Beauford Delaney left Knoxville in 1924, when he was 23. He went to Boston, then New York, and finally to Paris, where he lived from the early 1950s until his death in 1979. Along the way, he became one of the leading American abstract artists of the 20th century and cultivated connections to the Harlem Renaissance, the abstract expressionist movement, and the black expatriate community in Europe that included James Baldwin, Ralph Ellison, and Richard Wright.
Despite his accomplishments and his reputation among collectors, critics, and curators—his oil paintings on canvas regularly sell for tens of thousands of dollars at auction—Delaney’s legacy has been almost invisible in his hometown. The house he grew up in was demolished during the 1960s, and only recently did the Knoxville Museum of Art acquire its first paintings by Delaney. (The museum has acquired a dozen or so works in the last couple of years, including the 1964 oil painting “Scattered Light.” That piece now hangs in KMA’s Higher Ground: A Century of the Arts in East Tennessee exhibit, next to a painting by Delaney’s brother Joseph, also an accomplished painter.)
That could all change soon—KMA, the Beck Cultural Exchange Center, and the East Tennessee History Center have teamed up on what they’re calling the Beauford Delaney Project, a long-term effort to recognize Delaney and his art in Knoxville.

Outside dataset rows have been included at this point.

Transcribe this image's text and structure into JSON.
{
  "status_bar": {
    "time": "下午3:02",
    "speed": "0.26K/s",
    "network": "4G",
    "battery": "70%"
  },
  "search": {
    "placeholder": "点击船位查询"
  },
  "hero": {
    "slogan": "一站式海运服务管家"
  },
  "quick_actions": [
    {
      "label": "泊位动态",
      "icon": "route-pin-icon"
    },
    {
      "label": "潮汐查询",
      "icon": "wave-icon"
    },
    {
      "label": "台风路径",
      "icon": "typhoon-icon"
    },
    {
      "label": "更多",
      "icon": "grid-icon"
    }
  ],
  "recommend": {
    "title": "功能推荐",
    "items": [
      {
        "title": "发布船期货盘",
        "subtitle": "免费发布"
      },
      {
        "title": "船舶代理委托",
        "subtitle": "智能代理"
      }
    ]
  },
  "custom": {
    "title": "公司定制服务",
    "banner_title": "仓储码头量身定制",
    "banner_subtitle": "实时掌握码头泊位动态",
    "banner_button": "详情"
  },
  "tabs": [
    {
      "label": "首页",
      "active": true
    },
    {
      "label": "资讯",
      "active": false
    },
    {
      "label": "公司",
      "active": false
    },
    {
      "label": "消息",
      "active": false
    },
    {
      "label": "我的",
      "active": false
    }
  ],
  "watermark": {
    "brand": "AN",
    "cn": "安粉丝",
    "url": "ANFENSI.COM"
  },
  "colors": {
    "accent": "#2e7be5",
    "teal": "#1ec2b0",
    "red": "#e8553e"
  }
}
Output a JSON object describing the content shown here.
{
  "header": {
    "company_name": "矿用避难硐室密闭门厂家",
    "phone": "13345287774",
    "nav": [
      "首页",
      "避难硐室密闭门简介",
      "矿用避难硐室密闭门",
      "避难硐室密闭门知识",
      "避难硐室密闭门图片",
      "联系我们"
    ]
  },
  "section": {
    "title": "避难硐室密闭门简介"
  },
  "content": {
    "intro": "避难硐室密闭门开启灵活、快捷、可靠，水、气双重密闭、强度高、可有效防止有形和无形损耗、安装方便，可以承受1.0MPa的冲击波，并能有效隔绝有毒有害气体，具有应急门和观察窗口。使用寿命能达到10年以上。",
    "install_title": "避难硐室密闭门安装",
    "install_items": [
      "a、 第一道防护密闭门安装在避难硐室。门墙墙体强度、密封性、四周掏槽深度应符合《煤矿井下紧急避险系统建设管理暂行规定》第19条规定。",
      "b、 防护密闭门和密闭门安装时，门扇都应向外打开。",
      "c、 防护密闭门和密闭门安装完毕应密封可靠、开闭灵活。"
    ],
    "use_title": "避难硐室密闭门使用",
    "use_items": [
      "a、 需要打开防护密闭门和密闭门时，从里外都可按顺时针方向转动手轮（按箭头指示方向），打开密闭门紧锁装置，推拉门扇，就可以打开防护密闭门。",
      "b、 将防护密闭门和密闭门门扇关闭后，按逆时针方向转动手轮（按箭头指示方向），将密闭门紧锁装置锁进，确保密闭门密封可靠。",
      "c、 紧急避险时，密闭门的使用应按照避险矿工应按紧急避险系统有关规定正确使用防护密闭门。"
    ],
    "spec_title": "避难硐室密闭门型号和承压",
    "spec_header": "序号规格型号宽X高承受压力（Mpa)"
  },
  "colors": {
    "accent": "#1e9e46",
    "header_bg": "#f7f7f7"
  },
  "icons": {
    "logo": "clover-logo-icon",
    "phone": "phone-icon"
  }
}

KMA curator Stephen Wicks and Beck president Renee Kesler talked about the plan at a reception at the Beck Center on Thursday, June 2.
“Beauford Delaney is one of my favorite artists who ever lived,” Wicks told the crowd of 100 people, which included elected officials, board members from KMA and the Beck Center, and arts supporters. “It just so happens that he was born in Knoxville. He was one of the greatest abstract painters of the 20th century—that’s a rarefied list—and he’s still virtually unknown in his hometown.”
Wicks and representatives of Delaney’s estate have been in negotiations for several years. In the last few months, they’ve agreed on specific goals: to move the contents of the estate into a secure environment at the museum; to make works from the estate publicly accessible; to select paintings to be earmarked for purchase by KMA; and to keep Delaney’s archival material (letters, notebooks, sketches) in regional institutions. Wicks also wants to bring a recent Paris exhibit of Delaney works in private collections to Knoxville, set up historical markers at local landmarks, and organize an international academic conference dedicated to Delaney.